DIPLOMACY

Seoul seeks to put family reunions on N Korea talks agenda

South Korea Koreas Tensions South Korean Unification Minster Cho Myoung-gyon | AP

South Korea will seek discussions on resuming reunions of separated families at this week's inter- Korean talks, Seoul's top delegate said on January 8, as the North trumpeted the importance of achieving reunification.

The two Koreas agreed last week to hold their first official dialogue in more than two years and will meet on January 9 at the border truce village of Panmunjom.

The talks will largely focus on the North's participation in next month's Winter Olympics in the South, but the two sides are also expected to bring up their own issues of interest.

"We will prepare for discussions on the issue of separated families and ways to ease military tensions," Unification Minister Cho Myoung-Gyon told reporters, according to the Yonhap news agency.

Because the 1950-53 Korean War ended with an armistice rather than a formal peace treaty, the two Koreas remain technically at war.

Tensions soared last year as the North made rapid progress on its banned weapons programmes, launching ballistic missiles it said are capable of reaching the United States and carrying out its sixth nuclear test, by far its most powerful.

Their tentative rapprochement comes after North Korea's leader Kim Jong-Un warned in his New Year speech that he had a nuclear button on his desk — but also said Pyongyang could send a team to the Winter Olympics in Pyeongchang.

Seoul responded with an offer of talks, and last week the hotline between the neighbours was restored after being suspended for almost two years.

South Korean Foreign Minister Kang Kyung-Wha said the North's participation in Pyeongchang would strengthen the Games' profile as "a peace Olympics", Yonhap reported, and could lead to further progress.

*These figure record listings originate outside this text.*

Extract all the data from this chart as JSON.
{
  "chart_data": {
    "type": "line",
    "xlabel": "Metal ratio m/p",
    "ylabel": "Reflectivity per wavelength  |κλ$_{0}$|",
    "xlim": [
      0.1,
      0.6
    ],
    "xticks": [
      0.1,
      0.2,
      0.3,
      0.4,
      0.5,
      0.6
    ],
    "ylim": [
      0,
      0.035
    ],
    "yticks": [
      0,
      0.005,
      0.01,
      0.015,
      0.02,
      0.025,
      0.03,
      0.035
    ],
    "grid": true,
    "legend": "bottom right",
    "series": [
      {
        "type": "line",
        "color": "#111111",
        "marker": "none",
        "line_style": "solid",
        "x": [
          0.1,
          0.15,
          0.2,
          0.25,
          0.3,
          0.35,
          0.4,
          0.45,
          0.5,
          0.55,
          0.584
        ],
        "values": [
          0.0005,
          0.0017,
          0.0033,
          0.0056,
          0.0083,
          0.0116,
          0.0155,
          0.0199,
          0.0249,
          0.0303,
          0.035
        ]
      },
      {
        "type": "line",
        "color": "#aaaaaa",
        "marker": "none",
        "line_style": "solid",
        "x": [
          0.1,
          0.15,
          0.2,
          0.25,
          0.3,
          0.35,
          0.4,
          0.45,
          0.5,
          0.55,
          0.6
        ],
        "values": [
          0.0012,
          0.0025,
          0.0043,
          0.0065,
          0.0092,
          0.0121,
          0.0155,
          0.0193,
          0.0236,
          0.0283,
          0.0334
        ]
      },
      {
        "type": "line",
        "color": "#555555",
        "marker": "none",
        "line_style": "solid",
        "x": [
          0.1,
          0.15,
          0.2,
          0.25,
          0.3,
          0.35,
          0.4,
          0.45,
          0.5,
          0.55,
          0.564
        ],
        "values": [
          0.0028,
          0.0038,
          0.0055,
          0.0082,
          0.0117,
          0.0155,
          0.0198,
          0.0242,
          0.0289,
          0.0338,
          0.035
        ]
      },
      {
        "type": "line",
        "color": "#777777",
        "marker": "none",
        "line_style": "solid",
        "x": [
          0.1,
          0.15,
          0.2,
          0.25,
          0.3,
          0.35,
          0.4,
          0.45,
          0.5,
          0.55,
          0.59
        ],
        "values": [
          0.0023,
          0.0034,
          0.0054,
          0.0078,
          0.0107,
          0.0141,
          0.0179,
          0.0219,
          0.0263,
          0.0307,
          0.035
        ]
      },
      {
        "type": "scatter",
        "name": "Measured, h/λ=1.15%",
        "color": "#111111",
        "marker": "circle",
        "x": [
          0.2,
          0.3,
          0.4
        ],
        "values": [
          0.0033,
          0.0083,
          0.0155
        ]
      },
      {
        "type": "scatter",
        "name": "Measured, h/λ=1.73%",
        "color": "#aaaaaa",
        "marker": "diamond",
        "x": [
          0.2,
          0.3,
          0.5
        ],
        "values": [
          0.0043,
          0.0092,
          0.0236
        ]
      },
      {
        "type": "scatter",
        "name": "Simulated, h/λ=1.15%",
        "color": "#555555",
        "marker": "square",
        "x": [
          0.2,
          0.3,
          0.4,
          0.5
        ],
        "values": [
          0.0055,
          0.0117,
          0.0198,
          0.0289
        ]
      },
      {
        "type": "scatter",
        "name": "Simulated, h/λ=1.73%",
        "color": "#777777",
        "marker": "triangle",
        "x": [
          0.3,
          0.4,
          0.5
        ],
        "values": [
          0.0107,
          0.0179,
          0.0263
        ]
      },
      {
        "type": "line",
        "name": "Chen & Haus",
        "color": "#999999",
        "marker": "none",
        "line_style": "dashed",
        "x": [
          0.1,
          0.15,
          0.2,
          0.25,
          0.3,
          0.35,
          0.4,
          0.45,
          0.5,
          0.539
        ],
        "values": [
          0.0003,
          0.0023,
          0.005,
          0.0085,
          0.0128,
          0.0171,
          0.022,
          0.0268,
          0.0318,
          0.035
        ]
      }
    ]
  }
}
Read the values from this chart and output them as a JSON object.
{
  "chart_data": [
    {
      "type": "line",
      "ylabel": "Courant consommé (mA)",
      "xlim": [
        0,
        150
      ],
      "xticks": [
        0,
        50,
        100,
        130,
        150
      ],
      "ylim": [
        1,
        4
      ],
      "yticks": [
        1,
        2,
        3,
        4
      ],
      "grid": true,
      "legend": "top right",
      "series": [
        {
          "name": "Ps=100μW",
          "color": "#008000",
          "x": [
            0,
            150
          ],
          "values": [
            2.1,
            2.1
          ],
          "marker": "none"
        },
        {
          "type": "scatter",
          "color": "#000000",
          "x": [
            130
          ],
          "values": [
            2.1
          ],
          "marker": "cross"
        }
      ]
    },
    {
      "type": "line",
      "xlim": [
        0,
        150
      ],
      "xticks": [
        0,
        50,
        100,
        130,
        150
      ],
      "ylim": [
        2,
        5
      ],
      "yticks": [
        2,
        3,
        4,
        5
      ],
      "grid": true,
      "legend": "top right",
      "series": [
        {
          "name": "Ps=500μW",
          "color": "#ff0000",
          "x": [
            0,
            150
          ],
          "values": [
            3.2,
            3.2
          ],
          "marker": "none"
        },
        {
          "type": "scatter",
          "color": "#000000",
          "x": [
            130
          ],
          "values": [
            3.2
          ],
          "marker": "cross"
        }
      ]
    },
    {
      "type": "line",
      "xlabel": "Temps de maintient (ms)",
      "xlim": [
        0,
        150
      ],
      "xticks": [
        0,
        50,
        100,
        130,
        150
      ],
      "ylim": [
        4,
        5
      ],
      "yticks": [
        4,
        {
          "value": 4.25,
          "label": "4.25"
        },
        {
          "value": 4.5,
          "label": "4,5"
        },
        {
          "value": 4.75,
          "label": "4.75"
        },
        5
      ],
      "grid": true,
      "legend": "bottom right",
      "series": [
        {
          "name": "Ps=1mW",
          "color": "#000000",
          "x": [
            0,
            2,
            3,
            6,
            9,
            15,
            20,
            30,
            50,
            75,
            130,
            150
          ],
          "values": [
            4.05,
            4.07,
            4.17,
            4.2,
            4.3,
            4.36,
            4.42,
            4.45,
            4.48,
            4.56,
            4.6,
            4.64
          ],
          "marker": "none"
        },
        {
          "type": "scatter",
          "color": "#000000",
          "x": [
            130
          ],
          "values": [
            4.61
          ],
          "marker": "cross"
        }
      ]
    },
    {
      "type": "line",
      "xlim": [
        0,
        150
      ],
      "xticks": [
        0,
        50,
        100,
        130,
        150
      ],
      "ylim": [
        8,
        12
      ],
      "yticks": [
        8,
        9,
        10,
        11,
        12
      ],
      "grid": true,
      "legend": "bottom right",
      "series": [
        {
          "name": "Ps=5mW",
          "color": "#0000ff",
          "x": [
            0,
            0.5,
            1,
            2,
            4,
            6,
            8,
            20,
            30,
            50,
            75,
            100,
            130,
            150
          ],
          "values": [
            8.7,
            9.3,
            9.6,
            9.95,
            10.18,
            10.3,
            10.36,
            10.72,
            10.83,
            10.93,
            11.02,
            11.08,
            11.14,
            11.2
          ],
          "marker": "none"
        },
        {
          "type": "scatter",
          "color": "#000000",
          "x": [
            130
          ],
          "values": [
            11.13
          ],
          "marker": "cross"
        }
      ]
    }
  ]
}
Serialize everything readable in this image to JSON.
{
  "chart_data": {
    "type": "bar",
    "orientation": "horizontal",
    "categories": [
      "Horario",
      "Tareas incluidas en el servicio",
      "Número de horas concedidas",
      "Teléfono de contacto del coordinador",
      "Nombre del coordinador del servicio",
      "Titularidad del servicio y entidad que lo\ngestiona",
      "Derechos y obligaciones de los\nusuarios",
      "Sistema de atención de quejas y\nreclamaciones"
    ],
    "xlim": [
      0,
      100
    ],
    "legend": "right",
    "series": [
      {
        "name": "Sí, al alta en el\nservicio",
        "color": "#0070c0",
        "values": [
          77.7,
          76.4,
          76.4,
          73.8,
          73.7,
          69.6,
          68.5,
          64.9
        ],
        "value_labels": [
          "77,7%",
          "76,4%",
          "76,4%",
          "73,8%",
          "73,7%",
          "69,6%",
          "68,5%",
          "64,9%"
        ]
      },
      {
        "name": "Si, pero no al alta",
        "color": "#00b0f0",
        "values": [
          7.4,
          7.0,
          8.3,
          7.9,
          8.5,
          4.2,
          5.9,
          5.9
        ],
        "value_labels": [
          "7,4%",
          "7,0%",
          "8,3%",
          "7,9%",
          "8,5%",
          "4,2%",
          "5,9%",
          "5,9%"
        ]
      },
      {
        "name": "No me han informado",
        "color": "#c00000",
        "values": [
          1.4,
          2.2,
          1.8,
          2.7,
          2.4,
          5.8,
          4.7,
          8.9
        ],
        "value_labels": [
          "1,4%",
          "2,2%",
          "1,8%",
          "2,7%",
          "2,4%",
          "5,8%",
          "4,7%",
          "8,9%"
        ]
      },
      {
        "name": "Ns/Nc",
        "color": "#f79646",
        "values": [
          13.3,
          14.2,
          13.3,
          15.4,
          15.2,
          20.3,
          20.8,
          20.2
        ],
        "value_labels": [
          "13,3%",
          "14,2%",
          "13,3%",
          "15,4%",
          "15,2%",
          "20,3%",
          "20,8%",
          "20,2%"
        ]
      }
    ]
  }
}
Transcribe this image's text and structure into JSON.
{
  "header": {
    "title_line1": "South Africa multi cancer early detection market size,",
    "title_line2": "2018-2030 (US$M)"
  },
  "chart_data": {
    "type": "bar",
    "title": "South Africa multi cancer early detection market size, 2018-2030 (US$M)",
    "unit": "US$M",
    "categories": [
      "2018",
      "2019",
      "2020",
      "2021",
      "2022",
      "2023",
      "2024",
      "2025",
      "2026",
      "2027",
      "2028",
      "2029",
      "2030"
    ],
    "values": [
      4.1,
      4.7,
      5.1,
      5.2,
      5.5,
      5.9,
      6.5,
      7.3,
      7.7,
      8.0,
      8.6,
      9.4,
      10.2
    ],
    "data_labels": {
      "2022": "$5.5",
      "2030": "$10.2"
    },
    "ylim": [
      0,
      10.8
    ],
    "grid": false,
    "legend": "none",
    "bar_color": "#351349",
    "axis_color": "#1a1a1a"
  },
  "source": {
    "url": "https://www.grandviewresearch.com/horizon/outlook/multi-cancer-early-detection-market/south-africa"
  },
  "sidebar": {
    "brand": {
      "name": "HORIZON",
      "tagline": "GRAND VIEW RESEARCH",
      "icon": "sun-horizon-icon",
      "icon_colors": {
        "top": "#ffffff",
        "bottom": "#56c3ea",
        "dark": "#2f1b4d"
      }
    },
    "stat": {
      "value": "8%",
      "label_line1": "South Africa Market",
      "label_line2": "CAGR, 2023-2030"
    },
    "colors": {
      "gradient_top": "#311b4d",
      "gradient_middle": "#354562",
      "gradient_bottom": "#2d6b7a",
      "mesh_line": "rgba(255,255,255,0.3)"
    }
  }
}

North Korea's state media has stopped condemning the South and instead called for "independent reunification" without relying on other countries such as the United States.

"The master of improved inter-Korean relations is not the outsiders but the Korean nation itself," the North's official Korean Central News Agency said at the weekend.

"The flunkeyism and idea of dependence on outside forces are the venom which makes the nation slavish and spiritless," it added.

US President Donald Trump said at the weekend that the rare talks between the two Koreas would go "beyond the Olympics" and that Washington could join the process at a later stage.

Also in recent days, the United States and South Korea agreed to delay annual joint military exercises until after the Games, apparently to help calm nerves.